Actions can be edited by double-clicking an Action node or picking Edit from the context menu. Editing an Action node will open a dialog for that action and allow for properties of the action to be changed. Once editing is complete, pressing OK will update the current action and re-compute the current table.
Modifying action execution
Actions can be enabled or disabled by clicking the green check box on the action node.
Disabling an action shows the state of the table before the target action has been applied. This can be used to determine how an individual action is changing the table.
Clicking the trashcan deletes the action:
A red border indicates an error in the action:
Right-clicking opens the context menu in the action list:
Error reporting in the Action List and display
Actions that encounter an error will be highlighted in red (either the Action List or display area or both) and will lock the current table.
All errors must be fixed before more actions can be added to a table. Workflows that contain errors cannot be saved into a transformation function until all errors are fixed.
Join nodes can be used to merge data from multiple sources using a table join. Joins take two table sources and can be configured with one of many joins as listed below:
|Left||Result is the left table with any matching keys from the right table joined to it|
|Inner||Result has one combined record for each row in the left table that matches a row in the right table|
|Equi||Same behaviour as Inner join|
|Plus||Result is the arithmetic sum of matching records. Common columns are left unchanged and new columns are zero|
|Union||Matching records from the right table will update the left table. Unmatched records from both tables are inserted into the result|
|Upsert||Same behaviour as union except columns must be aligned to perform join|
|Insert||Records from the right table are appended to the left table. Columns must be aligned|
|Zip||Result matches records based on row index|
Function nodes allow arbitrary functions to be executed on a table within a workflow. A function name can be specified in the input field and will be invoked when the transform is executed. This function must the incoming table as a parameter and should return an updated version of the same table.
Code Graphic nodes
Code Graphic nodes allow adding visualization to a transform run. These visualizations can be used as a reporting mechanism by saving completed images to disk during the transformation. The graphics exploit the power of the Grammar of Graphics using a standalone visualization language, see Grammar of Graphics for more information. Code Graphics can also be used for mapping other nodes to visual geometries as well as global tables in the process.

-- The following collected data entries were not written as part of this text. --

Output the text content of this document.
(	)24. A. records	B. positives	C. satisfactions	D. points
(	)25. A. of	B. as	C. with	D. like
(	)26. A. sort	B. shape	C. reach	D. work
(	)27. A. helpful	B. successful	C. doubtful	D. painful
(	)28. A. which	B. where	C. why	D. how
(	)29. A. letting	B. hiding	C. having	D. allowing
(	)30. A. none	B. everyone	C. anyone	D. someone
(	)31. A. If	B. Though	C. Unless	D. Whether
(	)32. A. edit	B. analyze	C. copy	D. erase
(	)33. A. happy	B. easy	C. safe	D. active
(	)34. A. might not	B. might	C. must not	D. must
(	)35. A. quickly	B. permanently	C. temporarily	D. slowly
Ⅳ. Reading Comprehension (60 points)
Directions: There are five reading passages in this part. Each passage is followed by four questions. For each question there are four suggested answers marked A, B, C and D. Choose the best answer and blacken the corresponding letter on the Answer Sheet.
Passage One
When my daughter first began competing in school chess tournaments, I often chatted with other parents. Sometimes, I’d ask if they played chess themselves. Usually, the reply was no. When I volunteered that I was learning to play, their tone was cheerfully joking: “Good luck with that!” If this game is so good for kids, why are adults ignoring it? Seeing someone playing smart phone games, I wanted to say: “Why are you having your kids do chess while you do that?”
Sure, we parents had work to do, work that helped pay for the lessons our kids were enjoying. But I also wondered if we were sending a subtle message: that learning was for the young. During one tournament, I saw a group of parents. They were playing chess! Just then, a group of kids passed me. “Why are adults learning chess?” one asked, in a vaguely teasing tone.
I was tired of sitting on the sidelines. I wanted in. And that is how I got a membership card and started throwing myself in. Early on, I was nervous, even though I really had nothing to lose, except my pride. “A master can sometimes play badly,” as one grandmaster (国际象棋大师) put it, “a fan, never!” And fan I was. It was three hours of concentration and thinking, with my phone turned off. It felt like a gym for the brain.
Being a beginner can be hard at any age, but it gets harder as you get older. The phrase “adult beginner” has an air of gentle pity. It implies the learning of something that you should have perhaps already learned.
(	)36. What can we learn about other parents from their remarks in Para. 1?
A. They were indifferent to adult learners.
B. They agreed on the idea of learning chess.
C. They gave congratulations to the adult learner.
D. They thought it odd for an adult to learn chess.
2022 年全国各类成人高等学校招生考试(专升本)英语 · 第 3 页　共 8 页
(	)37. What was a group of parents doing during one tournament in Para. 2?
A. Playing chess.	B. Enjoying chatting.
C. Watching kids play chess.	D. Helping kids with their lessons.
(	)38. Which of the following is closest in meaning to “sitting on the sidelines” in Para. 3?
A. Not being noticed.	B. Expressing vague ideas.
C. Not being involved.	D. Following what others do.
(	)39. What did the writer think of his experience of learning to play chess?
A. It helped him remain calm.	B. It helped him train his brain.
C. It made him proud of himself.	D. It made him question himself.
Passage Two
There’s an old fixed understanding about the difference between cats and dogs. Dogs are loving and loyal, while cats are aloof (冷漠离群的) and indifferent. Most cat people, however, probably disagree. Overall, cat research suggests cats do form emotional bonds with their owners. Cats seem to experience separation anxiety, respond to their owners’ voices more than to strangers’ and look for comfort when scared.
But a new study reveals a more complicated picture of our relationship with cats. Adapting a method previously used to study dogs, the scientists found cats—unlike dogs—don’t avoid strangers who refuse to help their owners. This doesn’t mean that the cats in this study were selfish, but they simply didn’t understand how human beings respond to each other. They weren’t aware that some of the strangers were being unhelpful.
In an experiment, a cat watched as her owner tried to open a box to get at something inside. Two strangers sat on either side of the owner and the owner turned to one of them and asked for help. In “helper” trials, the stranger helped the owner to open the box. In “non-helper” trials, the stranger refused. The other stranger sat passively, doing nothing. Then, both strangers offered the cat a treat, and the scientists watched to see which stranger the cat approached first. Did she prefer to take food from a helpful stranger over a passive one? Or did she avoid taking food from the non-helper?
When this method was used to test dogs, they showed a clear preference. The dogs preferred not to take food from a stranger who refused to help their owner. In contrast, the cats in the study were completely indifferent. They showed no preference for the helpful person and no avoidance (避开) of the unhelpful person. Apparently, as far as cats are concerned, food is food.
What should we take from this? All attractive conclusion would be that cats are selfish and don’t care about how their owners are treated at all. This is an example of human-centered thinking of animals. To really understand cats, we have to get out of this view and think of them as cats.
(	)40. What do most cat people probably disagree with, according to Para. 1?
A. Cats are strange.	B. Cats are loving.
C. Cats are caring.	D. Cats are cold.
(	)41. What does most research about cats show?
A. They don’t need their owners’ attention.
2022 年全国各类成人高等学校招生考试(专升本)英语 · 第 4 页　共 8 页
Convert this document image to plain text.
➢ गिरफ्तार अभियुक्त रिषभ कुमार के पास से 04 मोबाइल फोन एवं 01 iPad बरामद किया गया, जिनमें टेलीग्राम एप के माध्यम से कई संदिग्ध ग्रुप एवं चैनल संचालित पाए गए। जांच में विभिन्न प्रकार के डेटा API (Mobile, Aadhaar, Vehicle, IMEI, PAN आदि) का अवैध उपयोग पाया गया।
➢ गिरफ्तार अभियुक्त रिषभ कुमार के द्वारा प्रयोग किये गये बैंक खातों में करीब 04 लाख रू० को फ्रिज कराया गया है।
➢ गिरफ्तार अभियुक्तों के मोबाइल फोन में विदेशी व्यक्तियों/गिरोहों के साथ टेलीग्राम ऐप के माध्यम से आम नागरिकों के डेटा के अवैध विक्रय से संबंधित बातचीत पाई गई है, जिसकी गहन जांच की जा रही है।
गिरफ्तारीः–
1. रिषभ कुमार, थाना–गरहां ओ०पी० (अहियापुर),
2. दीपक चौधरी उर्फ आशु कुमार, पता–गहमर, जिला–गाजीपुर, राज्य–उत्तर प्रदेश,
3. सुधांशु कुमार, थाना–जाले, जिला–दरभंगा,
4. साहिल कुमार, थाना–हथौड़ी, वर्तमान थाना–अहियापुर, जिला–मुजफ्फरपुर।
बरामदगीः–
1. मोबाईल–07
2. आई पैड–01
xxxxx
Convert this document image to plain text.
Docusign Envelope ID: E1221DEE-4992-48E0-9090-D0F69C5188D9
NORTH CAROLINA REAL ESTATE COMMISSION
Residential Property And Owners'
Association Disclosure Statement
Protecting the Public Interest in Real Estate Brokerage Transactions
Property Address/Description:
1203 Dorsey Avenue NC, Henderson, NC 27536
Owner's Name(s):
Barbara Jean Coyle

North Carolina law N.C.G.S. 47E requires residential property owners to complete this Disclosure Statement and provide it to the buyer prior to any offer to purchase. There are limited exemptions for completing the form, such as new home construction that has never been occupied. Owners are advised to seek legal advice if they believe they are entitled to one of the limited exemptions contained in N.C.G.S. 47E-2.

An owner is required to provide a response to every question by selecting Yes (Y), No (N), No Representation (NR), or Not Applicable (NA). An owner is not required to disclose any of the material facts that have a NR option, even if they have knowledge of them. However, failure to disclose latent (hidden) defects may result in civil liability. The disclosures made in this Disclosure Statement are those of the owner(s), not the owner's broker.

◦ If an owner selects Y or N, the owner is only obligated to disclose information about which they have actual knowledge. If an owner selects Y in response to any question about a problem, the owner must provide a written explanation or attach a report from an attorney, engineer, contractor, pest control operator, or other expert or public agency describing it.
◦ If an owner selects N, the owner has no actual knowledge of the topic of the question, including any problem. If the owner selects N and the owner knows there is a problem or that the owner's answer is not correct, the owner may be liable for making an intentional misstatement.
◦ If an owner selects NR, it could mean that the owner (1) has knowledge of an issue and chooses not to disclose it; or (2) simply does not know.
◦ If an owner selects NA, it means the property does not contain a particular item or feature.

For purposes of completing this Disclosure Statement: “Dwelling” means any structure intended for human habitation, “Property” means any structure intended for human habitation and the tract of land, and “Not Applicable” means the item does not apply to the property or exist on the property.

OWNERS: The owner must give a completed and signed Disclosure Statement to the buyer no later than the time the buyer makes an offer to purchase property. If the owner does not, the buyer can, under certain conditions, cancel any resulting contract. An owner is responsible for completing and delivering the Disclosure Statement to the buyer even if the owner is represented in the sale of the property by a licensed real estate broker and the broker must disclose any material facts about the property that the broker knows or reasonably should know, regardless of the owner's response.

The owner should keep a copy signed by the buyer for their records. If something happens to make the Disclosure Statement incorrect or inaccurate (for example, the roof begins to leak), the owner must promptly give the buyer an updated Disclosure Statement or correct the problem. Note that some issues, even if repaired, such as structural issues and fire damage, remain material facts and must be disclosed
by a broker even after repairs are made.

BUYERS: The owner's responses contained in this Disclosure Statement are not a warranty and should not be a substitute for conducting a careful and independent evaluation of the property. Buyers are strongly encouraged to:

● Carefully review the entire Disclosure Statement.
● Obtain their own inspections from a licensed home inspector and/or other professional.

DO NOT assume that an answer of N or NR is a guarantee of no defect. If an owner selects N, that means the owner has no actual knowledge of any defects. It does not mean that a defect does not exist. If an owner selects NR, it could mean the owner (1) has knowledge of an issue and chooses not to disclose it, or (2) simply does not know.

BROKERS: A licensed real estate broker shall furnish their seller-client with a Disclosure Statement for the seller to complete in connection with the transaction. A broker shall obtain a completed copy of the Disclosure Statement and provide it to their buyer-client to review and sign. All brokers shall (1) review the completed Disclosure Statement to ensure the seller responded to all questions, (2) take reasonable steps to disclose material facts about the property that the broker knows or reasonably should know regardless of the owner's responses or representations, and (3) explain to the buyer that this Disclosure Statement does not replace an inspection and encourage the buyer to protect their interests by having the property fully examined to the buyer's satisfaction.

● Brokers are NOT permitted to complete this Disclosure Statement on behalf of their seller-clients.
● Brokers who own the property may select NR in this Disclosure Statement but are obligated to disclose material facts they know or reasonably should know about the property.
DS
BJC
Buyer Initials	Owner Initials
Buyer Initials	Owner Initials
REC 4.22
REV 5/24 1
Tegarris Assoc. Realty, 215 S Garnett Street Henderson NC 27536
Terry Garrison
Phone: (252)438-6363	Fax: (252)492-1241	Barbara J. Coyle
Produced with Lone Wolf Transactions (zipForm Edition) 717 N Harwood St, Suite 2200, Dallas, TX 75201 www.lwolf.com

Output nodes are the final step in a transformation workflow. These nodes accept a single table and store it in an external format to be used later.
Output nodes can be configured using the table Exporter, which provides the ability to configure a destination for a number of different formats. The configuration that is set up in the Output node will not be touched until the transformation is run.
When a change is made to a node in a workflow it will affect all of the tables that depend on it. Keep this in mind when adding actions to a table that has dependants. Changes to the parent table in a workflow may cause errors in other tables.
Saved and custom functions
The Transformer allows you to use common statistical aggregates (e.g. count, average, maximum, minimum, distinct, standard deviation, first, last) in the Value field. You can also use any custom function you wish to create. It is similar to a stored procedure in SQL but far more powerful.
In the example below, the user has created a custom function that takes two column values and performs a mathematical computation on the columns and returns the result.
The user then uses the function in the Value field, passing two other data columns to the function:
Once a workflow has been created it can be compiled into a transformation function.
Since only a single table can be returned from a function, the desired output table in the workflow must be selected. Once the expected output table is selected, from the File menu pick Save. This will compile and save a transformation function. When executed, the function will output the selected table. The compiled transformation function takes two arguments, the output and any inputs.
Transformation configurations store a table mutation sequence along with pre-defined inputs. These inputs can be overridden by passing new input configurations to this transform function.
|output||Output configuration. Pass generic null
|inputs||Inputs are stored within the transformation but can be overridden by supplying new sources. To use the pre-defined inputs, pass generic null
q).abc.myTransform[::] .im.io.with.target[`t] .im.io.create `kdb id name city .. ------------------------.. 0 a New York .. 1 b Dublin .. 2 c Ottawa .. ..